# All females?



## fish1234 (Dec 26, 2019)

Hi,
Long time reader, first time poster. I have a tank set up for 14 months now and about 8 months ago added 5 fossorochromis rostratus. At the time all were about 1 inch in size. Now today 2 are about 3-4 inches and the other 3 are 5-6 inches. I know from reading they take really long to show signs of being a male. Also these were the last fish added to the tank so defintely not top dogs, however no one bothers any of the 5 as they still do quite a bit of schooling. Is it possible I really got 5 females? None show any sign of color, which doesn't shock me but noticing the fin shape now versus another post on here that seems to show all male is leading me to believe I did not win the lottery in this group of 5. Please let me know your thoughts. They are great fish and have grown tremendously fast so not sure I could add a male even if I don't since the tank is all getting along nicely.


----------



## jcover (Apr 18, 2014)

From your photos they all look like females, but due to their size, there is still a chance one could be a male. I wouldn't write them off yet. Should probably start to see a male around 6-7", unless you have other very dominant fish in the tank. What is your full stocking list and tank size?


----------



## fish1234 (Dec 26, 2019)

Thanks for the reply. 
I was hoping since the three of them grew so quick in the 8 months that one would be male. I am suspecting that anal fin being rounded is sign of female? I will post a fish list shortly. Tank is 7ft.


----------



## fish1234 (Dec 26, 2019)

Tank is 7ft 285g custom dimension tank.

Stock list:
1 7in frontosa (grew from 2in to 7 in 12months)
1 livingstonii
1 venestus
1 red empress
1 fryeri
5 fossorochromis
6 peacocks
1 yellow lab
1 red zebra
2vicorians (p nyeri and rock kreb)
3 vc 10 (last fish introduced with fossos)
1 dolphin
1 tropheus
1 gold comp

All of these fish grew up together, with the fossos and vc10 being the last addition.

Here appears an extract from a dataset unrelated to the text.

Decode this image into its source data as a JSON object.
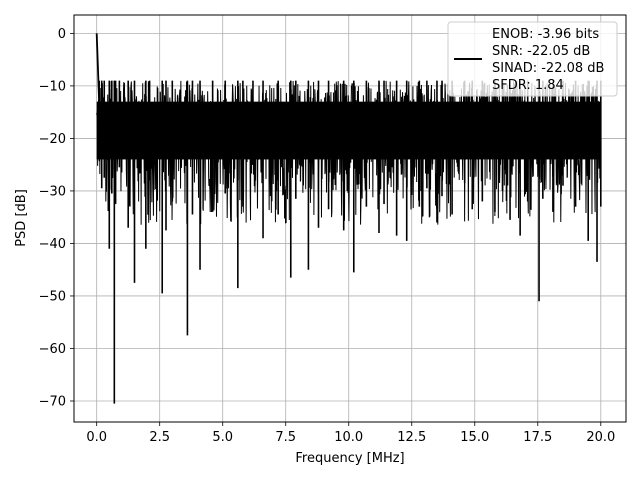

Still hoping one fosso is male, but I am starting to lose hope.


----------



## jcover (Apr 18, 2014)

From my experience, male haps tend to colour up first before their fins become pointed. I think your tank is lightly stocked, so that shouldn't be an issue. There are some bold personality fish in your list - but based on the size of the tank, I don't think it would be an issue. Time will tell!


----------



## noki (Jun 13, 2003)

Can't tell if there is a male but I think the problem might be the tankmates and you added the Fossos last. You might eventually get a Fosso male to color up but you have had more established males. You could remove the Mbuna, and the hybrid "Peacocks". The Fryeri might be a problem, the Nimbochromis might be a problem, the Victorian males might be a problem. You probably don't want to change up the tank that much, but realize that a Fosso male may never take on permanent male color in this tank. All depends on what you want.


----------



## Mr Chromedome (Feb 12, 2013)

My male Fosso didn't color up until he was close to 7 inches, and there wasn't any competition in the tank. I would agree with noki, they need to be the dominant fish in the tank and you have at least 3-4 that tend to be more aggressive. They've already divided up the tank territories, someone will have to give up space for a male Fosso to establish himself.


----------



## fish1234 (Dec 26, 2019)

So today I look at the tank and the 2nd largest fosso looks to be a shade darker. It is about 5.5-6inches. The largest is 6.5inches. Is it possible this shade is sign of a male to be? Or is it just annoyed and sometimes fish fade lighter and darker? Any opinions are appreciated. Thanks in advance and apologies for my upside down pics.


----------



## jcover (Apr 18, 2014)

It could possibly mean its a male that will eventually colour. Looks like there is some blue sheen to it. It reminds me of what my subdominant Malawi Hawks do - they get dark sometimes, but never get any good colour on them.


----------